THE RETURN OF THE Z-CAR - The legendary Nissan Z may be heading for a comeback. A retro-looking version of the 2-seat sports car took its bows at the North American International Auto Show Tuesday. "This is not an exercise in nostalgia," said chief designer Jerry Hirshberg. "Rather, it's a fresh riff on an old tune. For now, Nissan officials stress that it's nothing but a concept car, but the reincarnated Z-car just may wind up in a dealer showroom sometime soon. A final decision is likely to be made by April, and production could begin within as little as 12 to 18 months. Several critical details have yet to be locked in place.
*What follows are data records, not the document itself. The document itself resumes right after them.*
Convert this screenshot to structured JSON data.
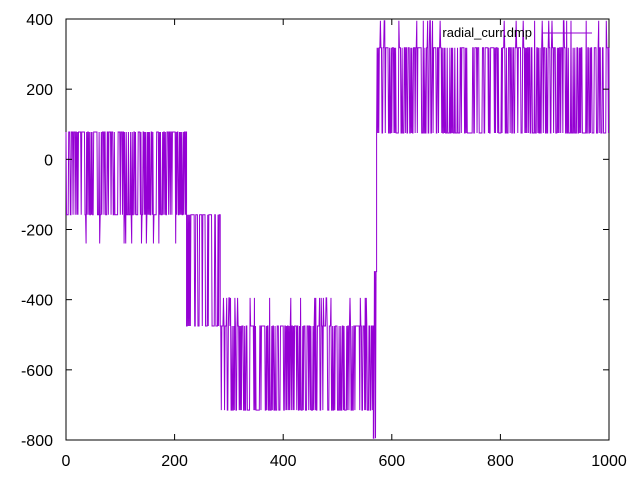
{
  "chart_data": {
    "type": "line",
    "title": "",
    "xlabel": "",
    "ylabel": "",
    "xlim": [
      0,
      1000
    ],
    "ylim": [
      -800,
      400
    ],
    "x_ticks": [
      0,
      200,
      400,
      600,
      800,
      1000
    ],
    "y_ticks": [
      -800,
      -600,
      -400,
      -200,
      0,
      200,
      400
    ],
    "x_tick_labels": [
      "0",
      "200",
      "400",
      "600",
      "800",
      "1000"
    ],
    "y_tick_labels": [
      "-800",
      "-600",
      "-400",
      "-200",
      "0",
      "200",
      "400"
    ],
    "grid": false,
    "legend_position": "top-right",
    "series": [
      {
        "name": "radial_curr.dmp",
        "color": "#9400d3",
        "segments": [
          {
            "x_start": 0,
            "x_end": 222,
            "high": 78,
            "low": -158,
            "spike_low": -240
          },
          {
            "x_start": 222,
            "x_end": 284,
            "high": -158,
            "low": -475,
            "spike_low": -475
          },
          {
            "x_start": 284,
            "x_end": 566,
            "high": -475,
            "low": -715,
            "spike_high": -395,
            "spike_low": -715
          },
          {
            "x_start": 566,
            "x_end": 572,
            "high": -320,
            "low": -795,
            "spike_low": -795
          },
          {
            "x_start": 572,
            "x_end": 1000,
            "high": 318,
            "low": 75,
            "spike_high": 395
          }
        ]
      }
    ]
  }
}
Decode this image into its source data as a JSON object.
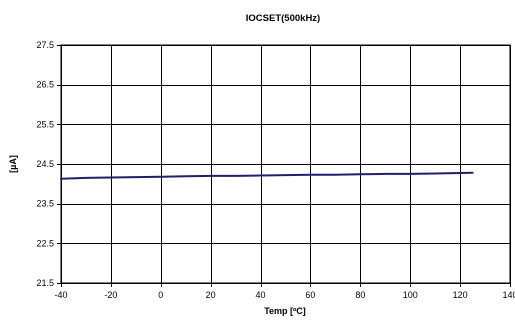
{
  "chart_data": {
    "type": "line",
    "title": "IOCSET(500kHz)",
    "xlabel": "Temp [ºC]",
    "ylabel": "[µA]",
    "xlim": [
      -40,
      140
    ],
    "ylim": [
      21.5,
      27.5
    ],
    "x_ticks": [
      -40,
      -20,
      0,
      20,
      40,
      60,
      80,
      100,
      120,
      140
    ],
    "y_ticks": [
      27.5,
      26.5,
      25.5,
      24.5,
      23.5,
      22.5,
      21.5
    ],
    "x_tick_labels": [
      "-40",
      "-20",
      "0",
      "20",
      "40",
      "60",
      "80",
      "100",
      "120",
      "140"
    ],
    "y_tick_labels": [
      "27.5",
      "26.5",
      "25.5",
      "24.5",
      "23.5",
      "22.5",
      "21.5"
    ],
    "grid": true,
    "legend": "none",
    "series": [
      {
        "color": "#1f1f6e",
        "x": [
          -40,
          -30,
          -20,
          -10,
          0,
          10,
          20,
          30,
          40,
          50,
          60,
          70,
          80,
          90,
          100,
          110,
          125
        ],
        "y": [
          24.13,
          24.15,
          24.16,
          24.17,
          24.18,
          24.19,
          24.2,
          24.2,
          24.21,
          24.22,
          24.23,
          24.23,
          24.24,
          24.25,
          24.25,
          24.26,
          24.28
        ]
      }
    ]
  }
}
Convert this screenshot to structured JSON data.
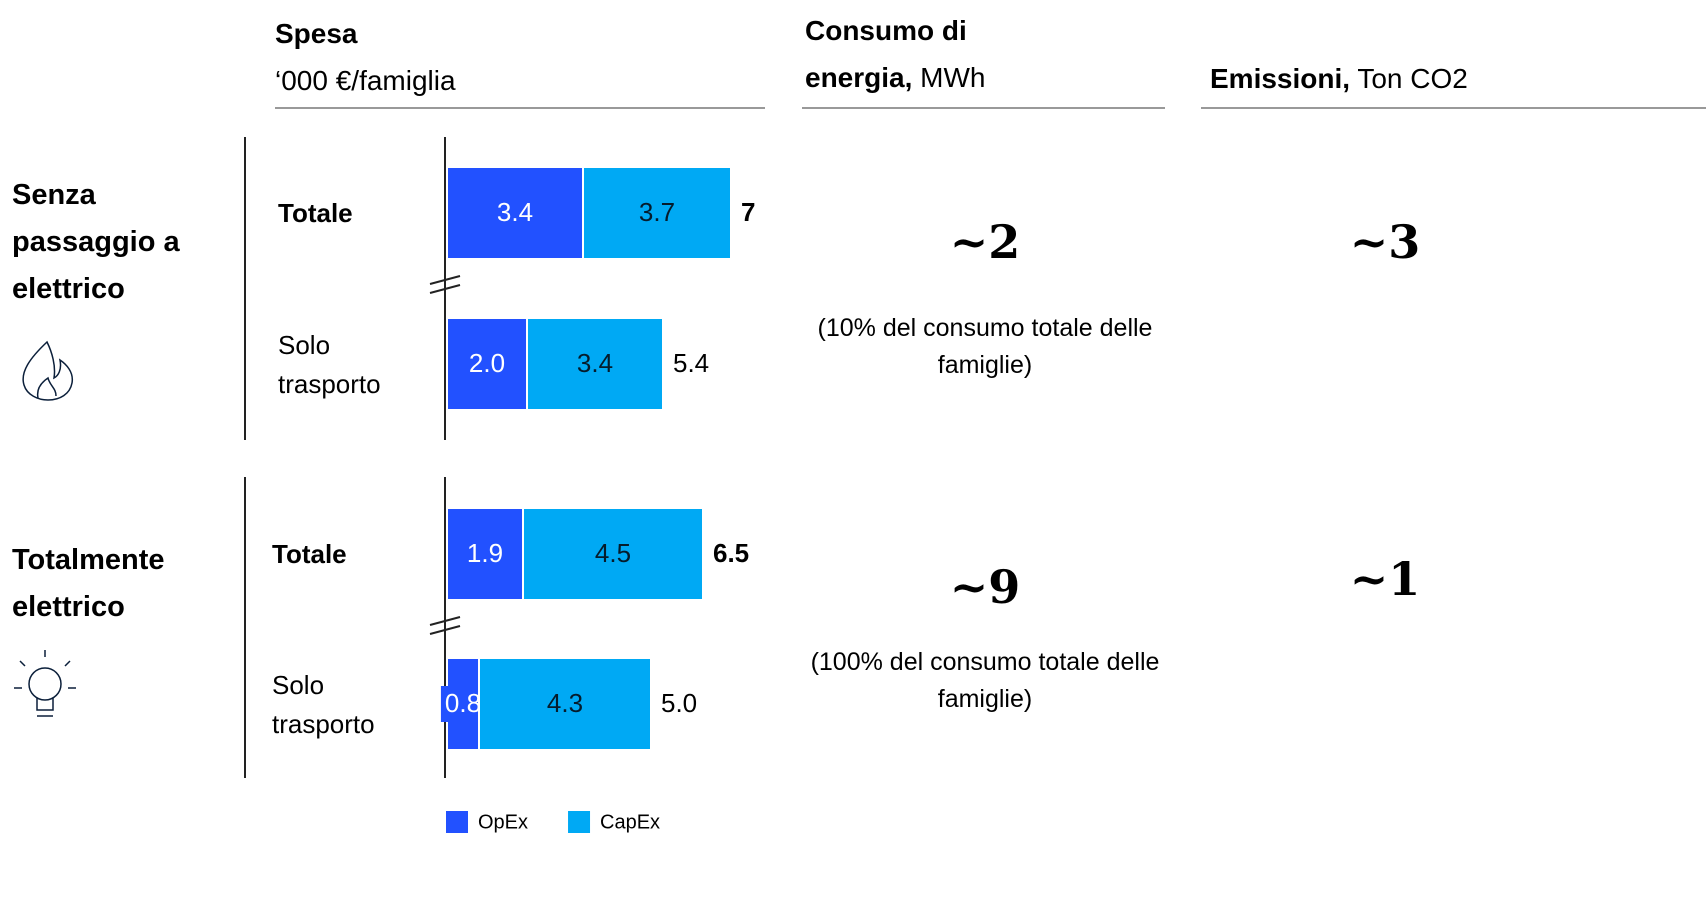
{
  "chart_data": {
    "type": "bar",
    "orientation": "horizontal",
    "stacked": true,
    "title": "Spesa",
    "subtitle": "‘000 €/famiglia",
    "groups": [
      "Senza passaggio a elettrico",
      "Totalmente elettrico"
    ],
    "categories": [
      "Totale",
      "Solo trasporto",
      "Totale",
      "Solo trasporto"
    ],
    "series": [
      {
        "name": "OpEx",
        "color": "#2251ff",
        "values": [
          3.4,
          2.0,
          1.9,
          0.8
        ],
        "value_labels": [
          "3.4",
          "2.0",
          "1.9",
          "0.8"
        ]
      },
      {
        "name": "CapEx",
        "color": "#00a9f4",
        "values": [
          3.7,
          3.4,
          4.5,
          4.3
        ]
      }
    ],
    "totals": [
      7,
      5.4,
      6.5,
      5.0
    ],
    "total_labels": [
      "7",
      "5.4",
      "6.5",
      "5.0"
    ]
  },
  "energy": {
    "heading": "Consumo di energia,",
    "unit": "MWh",
    "values": [
      "~2",
      "~9"
    ],
    "notes": [
      "(10% del consumo totale delle famiglie)",
      "(100% del consumo totale delle famiglie)"
    ]
  },
  "emissions": {
    "heading": "Emissioni,",
    "unit": "Ton CO2",
    "values": [
      "~3",
      "~1"
    ]
  }
}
Nissan's not sure whether to go with a V-6 or a high-performance 4-cylinder powerplant. "Our engine choice determines pricing," notes Nissan's top American executive, Mike Seergy. The goal is to keep the cost down below $25,000, roughly the same as the price-in inflation-adjusted dollars-the original Z-car cost nearly 30 years ago. It's also not clear if the car will be a true 2-seater, or delivered in 2+2 trim.